Nostalgie et roulage de mécaniques
Publié le 5 octobre 2017
Les événements de motos classiques se portent bien en France et les Trophées Gérard Jumeaux (TGJ) ne font pas exception à la règle. Au fil des ans, ce meeting décalé est même devenu incontournable, inimitable. Pour la première fois, j’ai eu l’occasion d’y participer. Une sacrée expérience !
Photos © Didier Constant, Jérôme Laumailler, Gilbert Michel et Vincent Ronchegalli
La 24e édition des Trophées Gérard Jumeaux s’est tenue du 15 au 17 septembre, au circuit Carole, à proximité de l’aéroport Roissy-Charles-de-Gaulle. Ce rendez-vous annuel qui attire des centaines de motocyclistes et de side-caristes est aujourd’hui une institution qui tient une place à part dans le cœur des amoureux de motos anciennes. C’est une manifestation iconoclaste, anarchique, bordélique, mais lors de laquelle règne une atmosphère bon enfant. Pas question de se prendre au sérieux… sauf quand il s’agit de sécurité en piste.
Un événement incontournable
Créés en 1994 pour rendre hommage à Gérard Jumeaux, joyeux drille et side-cariste émérite des années 60/80 emporté par un cancer, ces Trophées sont orchestrés par l’association Les Amis de Gérard Jumeaux fondée par sa veuve, Anne-Marie. Il s’agit d’une bande de copains et de bénévoles qui se surnomment eux-mêmes les « désorganisateurs ». Pourtant, derrière cette façade chaotique se cache une organisation bien huilée.
Cette année, les TGJ rassemblaient près de 350 motos des années 60 à 90, dont une trentaine d’attelages. D’authentiques motos deux-temps de Grand Prix, de vieilles Anglaises bichonnées, d’anciennes Allemandes coursifiées, des Japonaises des années 80 requinquées, des bitzas improbables et des side-cars prennent la piste — après un passage au contrôle technique obligatoire — répartis dans différentes catégories d’âge et de cylindrée.
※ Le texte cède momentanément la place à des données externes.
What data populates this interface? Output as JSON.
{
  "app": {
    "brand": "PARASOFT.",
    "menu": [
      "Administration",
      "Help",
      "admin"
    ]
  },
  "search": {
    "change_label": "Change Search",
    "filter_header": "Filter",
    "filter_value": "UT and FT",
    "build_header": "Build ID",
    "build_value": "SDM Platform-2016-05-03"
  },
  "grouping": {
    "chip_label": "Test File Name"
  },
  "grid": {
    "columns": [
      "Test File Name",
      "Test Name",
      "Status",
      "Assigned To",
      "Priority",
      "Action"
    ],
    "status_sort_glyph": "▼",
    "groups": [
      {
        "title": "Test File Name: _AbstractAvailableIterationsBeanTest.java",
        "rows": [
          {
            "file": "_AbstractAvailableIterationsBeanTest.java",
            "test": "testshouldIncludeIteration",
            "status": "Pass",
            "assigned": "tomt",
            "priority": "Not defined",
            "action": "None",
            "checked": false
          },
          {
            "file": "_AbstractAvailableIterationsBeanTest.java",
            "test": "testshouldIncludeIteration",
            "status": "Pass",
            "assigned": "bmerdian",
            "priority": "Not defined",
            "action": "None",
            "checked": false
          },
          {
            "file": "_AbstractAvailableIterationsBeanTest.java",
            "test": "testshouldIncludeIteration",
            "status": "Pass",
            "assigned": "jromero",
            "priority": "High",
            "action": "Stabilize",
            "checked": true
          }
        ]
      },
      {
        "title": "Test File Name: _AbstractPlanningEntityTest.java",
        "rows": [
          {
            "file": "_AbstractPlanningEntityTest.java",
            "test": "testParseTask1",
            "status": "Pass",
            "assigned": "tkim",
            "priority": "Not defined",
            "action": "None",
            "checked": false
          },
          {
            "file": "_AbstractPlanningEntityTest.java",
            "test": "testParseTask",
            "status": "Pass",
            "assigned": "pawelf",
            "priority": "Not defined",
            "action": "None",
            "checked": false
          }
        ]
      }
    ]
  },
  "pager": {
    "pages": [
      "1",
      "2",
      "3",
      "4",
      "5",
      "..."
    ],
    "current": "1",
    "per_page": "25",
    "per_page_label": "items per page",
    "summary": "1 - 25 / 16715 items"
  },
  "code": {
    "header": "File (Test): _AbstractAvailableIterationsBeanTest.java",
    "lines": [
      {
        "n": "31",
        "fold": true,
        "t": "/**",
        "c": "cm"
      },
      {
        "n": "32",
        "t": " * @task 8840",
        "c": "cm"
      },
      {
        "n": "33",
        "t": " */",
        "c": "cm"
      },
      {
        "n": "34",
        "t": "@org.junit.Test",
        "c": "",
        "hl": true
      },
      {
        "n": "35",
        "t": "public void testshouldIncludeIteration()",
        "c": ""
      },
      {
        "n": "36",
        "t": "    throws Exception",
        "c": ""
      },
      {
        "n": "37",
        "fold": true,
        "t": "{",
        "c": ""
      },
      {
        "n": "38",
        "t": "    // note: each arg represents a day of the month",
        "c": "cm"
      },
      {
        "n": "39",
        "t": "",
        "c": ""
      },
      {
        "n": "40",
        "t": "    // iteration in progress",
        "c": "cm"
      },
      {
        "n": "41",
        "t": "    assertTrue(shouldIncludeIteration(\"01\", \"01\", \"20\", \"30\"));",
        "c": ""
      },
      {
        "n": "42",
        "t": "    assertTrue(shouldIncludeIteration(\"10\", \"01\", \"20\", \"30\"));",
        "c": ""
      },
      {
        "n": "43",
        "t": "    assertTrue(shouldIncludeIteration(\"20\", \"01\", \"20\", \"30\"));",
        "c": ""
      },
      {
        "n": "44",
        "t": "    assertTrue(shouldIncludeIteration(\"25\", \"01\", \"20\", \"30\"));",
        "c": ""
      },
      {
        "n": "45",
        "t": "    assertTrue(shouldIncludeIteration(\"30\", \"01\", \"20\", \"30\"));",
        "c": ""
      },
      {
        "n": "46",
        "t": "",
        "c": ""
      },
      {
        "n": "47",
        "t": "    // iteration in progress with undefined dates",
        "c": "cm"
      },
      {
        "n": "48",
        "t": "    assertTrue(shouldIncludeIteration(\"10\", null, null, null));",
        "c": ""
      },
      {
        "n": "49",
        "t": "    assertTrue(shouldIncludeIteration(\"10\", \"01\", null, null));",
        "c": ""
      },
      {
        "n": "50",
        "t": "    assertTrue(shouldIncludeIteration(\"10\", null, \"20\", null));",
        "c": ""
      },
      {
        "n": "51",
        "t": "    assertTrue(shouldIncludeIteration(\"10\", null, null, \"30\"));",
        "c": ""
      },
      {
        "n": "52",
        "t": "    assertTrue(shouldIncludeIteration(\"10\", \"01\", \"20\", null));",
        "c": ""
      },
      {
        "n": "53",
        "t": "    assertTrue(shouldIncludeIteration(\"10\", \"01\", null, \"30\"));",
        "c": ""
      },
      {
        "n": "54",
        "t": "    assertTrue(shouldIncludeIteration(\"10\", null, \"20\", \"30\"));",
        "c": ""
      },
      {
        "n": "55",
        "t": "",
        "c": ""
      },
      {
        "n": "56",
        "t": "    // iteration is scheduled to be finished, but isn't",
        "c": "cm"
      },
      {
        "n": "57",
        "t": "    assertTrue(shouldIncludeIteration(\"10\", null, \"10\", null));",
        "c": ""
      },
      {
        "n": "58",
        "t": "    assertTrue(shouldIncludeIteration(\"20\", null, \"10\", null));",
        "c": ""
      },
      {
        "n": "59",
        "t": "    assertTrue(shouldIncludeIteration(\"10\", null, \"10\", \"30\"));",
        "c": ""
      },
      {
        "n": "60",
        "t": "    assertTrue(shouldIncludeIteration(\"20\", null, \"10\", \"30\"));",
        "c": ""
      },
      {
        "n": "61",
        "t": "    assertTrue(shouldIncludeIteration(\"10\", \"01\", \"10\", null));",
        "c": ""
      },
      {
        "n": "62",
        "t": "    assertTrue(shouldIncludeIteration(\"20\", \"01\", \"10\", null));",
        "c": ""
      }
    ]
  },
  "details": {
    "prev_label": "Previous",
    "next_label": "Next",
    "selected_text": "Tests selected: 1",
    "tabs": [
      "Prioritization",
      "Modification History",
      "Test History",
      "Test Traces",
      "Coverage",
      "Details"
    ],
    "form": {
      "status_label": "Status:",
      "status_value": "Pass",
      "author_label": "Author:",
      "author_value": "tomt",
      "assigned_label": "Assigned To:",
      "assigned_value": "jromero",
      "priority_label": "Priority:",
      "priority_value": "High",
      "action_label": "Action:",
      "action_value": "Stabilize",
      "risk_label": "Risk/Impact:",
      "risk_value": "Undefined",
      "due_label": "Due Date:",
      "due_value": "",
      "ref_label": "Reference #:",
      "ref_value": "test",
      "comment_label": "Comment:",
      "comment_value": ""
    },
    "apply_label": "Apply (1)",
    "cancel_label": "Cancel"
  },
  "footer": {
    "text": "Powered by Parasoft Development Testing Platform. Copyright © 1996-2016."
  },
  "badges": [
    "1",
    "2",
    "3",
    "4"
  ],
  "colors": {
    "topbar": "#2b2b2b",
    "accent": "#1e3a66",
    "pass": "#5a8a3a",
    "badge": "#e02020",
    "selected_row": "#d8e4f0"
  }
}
Si la majorité des pilotes inscrits sont Français, voire Parisiens, on retrouve aussi des Britanniques, des Belges, des Allemands, des Hollandais, des Italiens et même un Canadien (ma pomme).
En fait, tout le gotha de la moto classique à fait le déplacement à Carole pour l’occasion : l’illustre journaliste Jacques Bussillet, dit « Bubu », ancien directeur de Moto Journal et figure emblématique du Continental Circus, Michel Bidault, le rédacteur en chef de Youngtimers, Nicolas Sonina, le promoteur d’Iron Bikers, Gérald Armand, patron de l’écurie Gérald motos, Frank Chatokhine de l’atelier de préparation éponyme, Marco Raymondin, le boss de Brooklands Classic, les dessinateurs Denis Sire et Loïc Faujour, l’aquarelliste Patrice Lemiegre, le side-cariste Joël Enndewell, ancien singe de Gérard Jumeaux et j’en passe.
Une foule d’activités
Du vendredi après-midi au dimanche soir, sept séances de roulage permettaient aux pilotes de se mesurer les uns aux autres en toute camaraderie. De s’arsouiller gentiment dans une ambiance à la « Continental Circus ».
Lors de la pause du midi, le samedi et le dimanche, les centaines de spectateurs agglutinés autour de la ligne droite des stands pouvaient suivre les duels du « Run d’Or », une compétition d’accélération amicale et déjantée.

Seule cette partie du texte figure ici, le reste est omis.